Just as doctors used to make house calls, so did the early priests, including Father Louis Molon, when he visited Catholic families in Black River Township. Those visits evolved into Mass being celebrated in homes and eventually led to the building of St. Mary’s in 1879. As the city began to grow, so did the number of churches, which were built in areas based on ethnicity or territory. St. Mary’s continued to grow and in 1924, St. Mary Academy and a convent were opened. St. Mary High School closed in 1969 when Lorain Catholic High School was built.

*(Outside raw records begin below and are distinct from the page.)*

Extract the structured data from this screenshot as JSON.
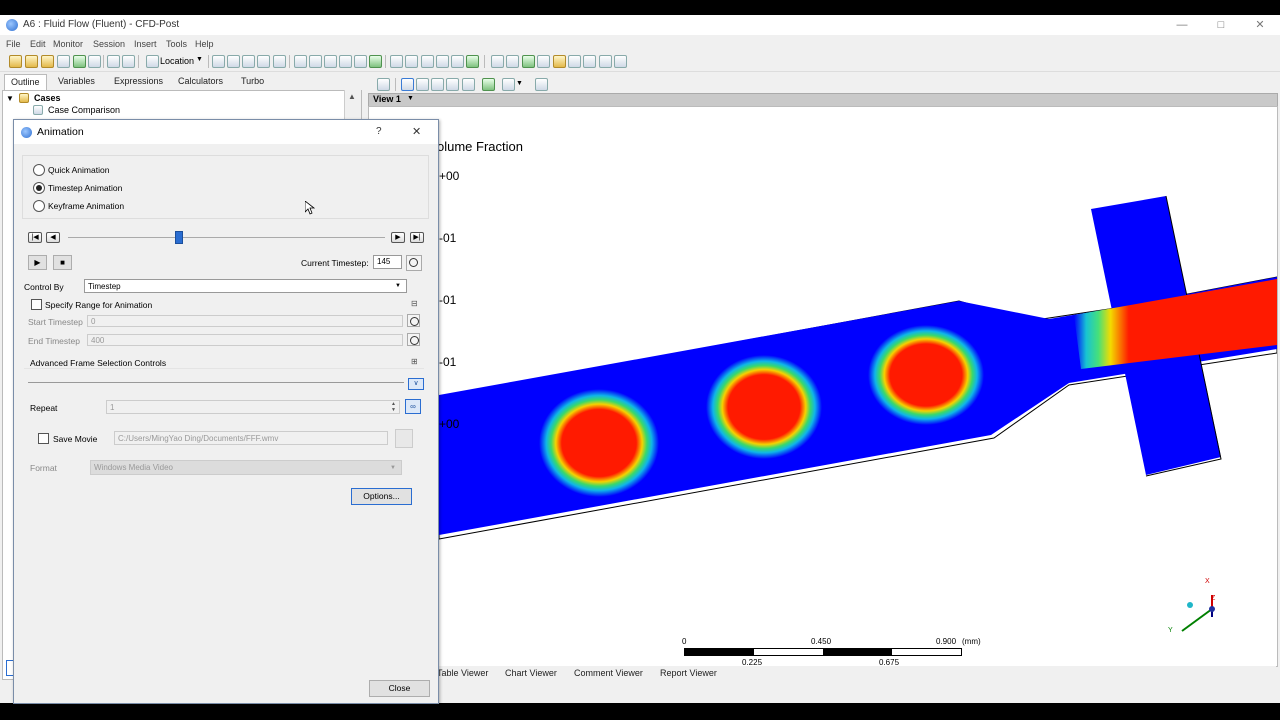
{
  "window": {
    "title": "A6 : Fluid Flow (Fluent) - CFD-Post"
  },
  "menu": [
    "File",
    "Edit",
    "Monitor",
    "Session",
    "Insert",
    "Tools",
    "Help"
  ],
  "toolbar": {
    "location_label": "Location"
  },
  "left_tabs": [
    "Outline",
    "Variables",
    "Expressions",
    "Calculators",
    "Turbo"
  ],
  "tree": {
    "root": "Cases",
    "child": "Case Comparison"
  },
  "viewer": {
    "view_label": "View 1",
    "legend_title": "olume Fraction",
    "legend_ticks": [
      "+00",
      "-01",
      "-01",
      "-01",
      "+00"
    ],
    "scale": {
      "top_labels": [
        "0",
        "0.450",
        "0.900"
      ],
      "unit": "(mm)",
      "bottom_labels": [
        "0.225",
        "0.675"
      ]
    },
    "axis": {
      "x": "X",
      "y": "Y",
      "z": "Z"
    },
    "tabs": [
      "Table Viewer",
      "Chart Viewer",
      "Comment Viewer",
      "Report Viewer"
    ]
  },
  "dialog": {
    "title": "Animation",
    "help": "?",
    "close_x": "✕",
    "modes": [
      "Quick Animation",
      "Timestep Animation",
      "Keyframe Animation"
    ],
    "selected_mode": "Timestep Animation",
    "timeline_fraction": 0.35,
    "current_timestep_label": "Current Timestep:",
    "current_timestep": "145",
    "control_by_label": "Control By",
    "control_by_value": "Timestep",
    "specify_range_label": "Specify Range for Animation",
    "start_label": "Start Timestep",
    "start_value": "0",
    "end_label": "End Timestep",
    "end_value": "400",
    "advanced_label": "Advanced Frame Selection Controls",
    "repeat_label": "Repeat",
    "repeat_value": "1",
    "save_movie_label": "Save Movie",
    "movie_path": "C:/Users/MingYao Ding/Documents/FFF.wmv",
    "format_label": "Format",
    "format_value": "Windows Media Video",
    "options_label": "Options...",
    "close_label": "Close"
  }
}
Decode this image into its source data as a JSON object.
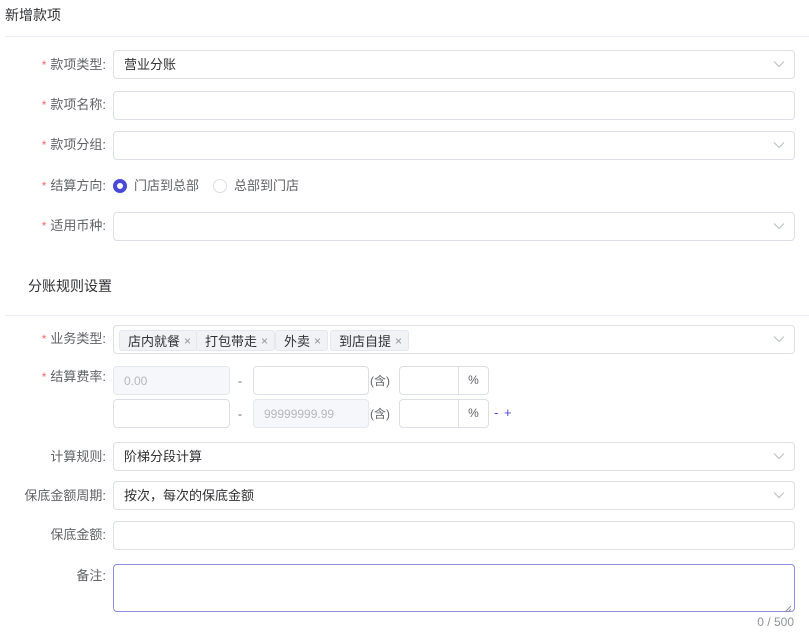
{
  "page_title": "新增款项",
  "required_mark": "*",
  "fields": {
    "type": {
      "label": "款项类型:",
      "value": "营业分账"
    },
    "name": {
      "label": "款项名称:",
      "value": ""
    },
    "group": {
      "label": "款项分组:",
      "value": ""
    },
    "direction": {
      "label": "结算方向:",
      "options": [
        "门店到总部",
        "总部到门店"
      ],
      "selected": "门店到总部"
    },
    "currency": {
      "label": "适用币种:",
      "value": ""
    }
  },
  "rules_section": {
    "title": "分账规则设置",
    "business_type": {
      "label": "业务类型:",
      "tags": [
        "店内就餐",
        "打包带走",
        "外卖",
        "到店自提"
      ],
      "tag_close": "×"
    },
    "rate": {
      "label": "结算费率:",
      "separator": "-",
      "inclusive": "(含)",
      "unit": "%",
      "row1": {
        "from_placeholder": "0.00",
        "to_value": "",
        "percent": ""
      },
      "row2": {
        "from_value": "",
        "to_placeholder": "99999999.99",
        "percent": ""
      },
      "remove_label": "-",
      "add_label": "+"
    },
    "calc_rule": {
      "label": "计算规则:",
      "value": "阶梯分段计算"
    },
    "guarantee_period": {
      "label": "保底金额周期:",
      "value": "按次，每次的保底金额"
    },
    "guarantee_amount": {
      "label": "保底金额:",
      "value": ""
    },
    "remark": {
      "label": "备注:",
      "value": "",
      "counter": "0 / 500"
    }
  }
}
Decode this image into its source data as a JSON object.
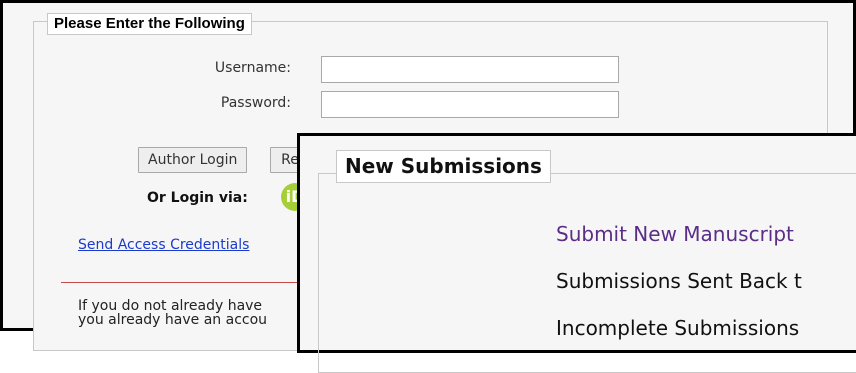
{
  "login": {
    "legend": "Please Enter the Following",
    "username_label": "Username:",
    "password_label": "Password:",
    "username_value": "",
    "password_value": "",
    "author_login_label": "Author Login",
    "second_button_label": "Re",
    "or_login_via": "Or Login via:",
    "orcid_icon": "orcid-icon",
    "send_credentials_link": "Send Access Credentials",
    "info_line1": "If you do not already have",
    "info_line2": "you already have an accou"
  },
  "new_submissions": {
    "legend": "New Submissions",
    "items": [
      {
        "label": "Submit New Manuscript",
        "color": "#5b2d87"
      },
      {
        "label": "Submissions Sent Back t",
        "color": "#111111"
      },
      {
        "label": "Incomplete Submissions",
        "color": "#111111"
      }
    ]
  },
  "colors": {
    "link": "#1a3bcc",
    "divider": "#c44a4a",
    "orcid": "#a6ce39"
  }
}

A fire burned the original church and then, as many Lorain residents remember, the tornado of 1924 hit and once again, the church was destroyed. After celebrating Mass in the school gym for the next seven years, the church was rebuilt and dedicated in June 1931.
In 2009, the Diocese of Cleveland announced that St. Mary’s would merge with Holy Trinity and form a new parish with a new name. However, the Vatican later ruled that St. Mary’s would remain and the church could keep its name.
Bishop Perez, who familiarized himself with the parish history, told the congregation, “145 years ago, Irish immigrants landed here (in Lorain) and built this church because they had a dream. Each generation has handed something down to the next. Now you are tasked to go and hand your love of Christ on to the next generation and pay it forward.”
The parishioners subscribe to that because St. Mary’s is well known for its commitment to social justice and service in the community. At least 90 volunteers serve meals and the parish has a monthly choice food pantry. At least 200-300 people are served the fourth Monday of each month. Their work led to the opening of the St. Joseph Overnight Shelter, which expanded to become the St. Elizabeth Center of Catholic Charities on Caroline Avenue in Lorain.
In keeping with the Irish traditions of the parish, bagpipes led the celebrants into and out of the church. They quipped that the recessional song was “Wearing of the Green,” since that was the color of the vestments worn by celebrants Father Dan Divis, the pastor, and Bishop Perez, as well as, Deacon Luis Maldonado.
Parishioners had a chance to meet and take photos with the bishop during a reception after Mass.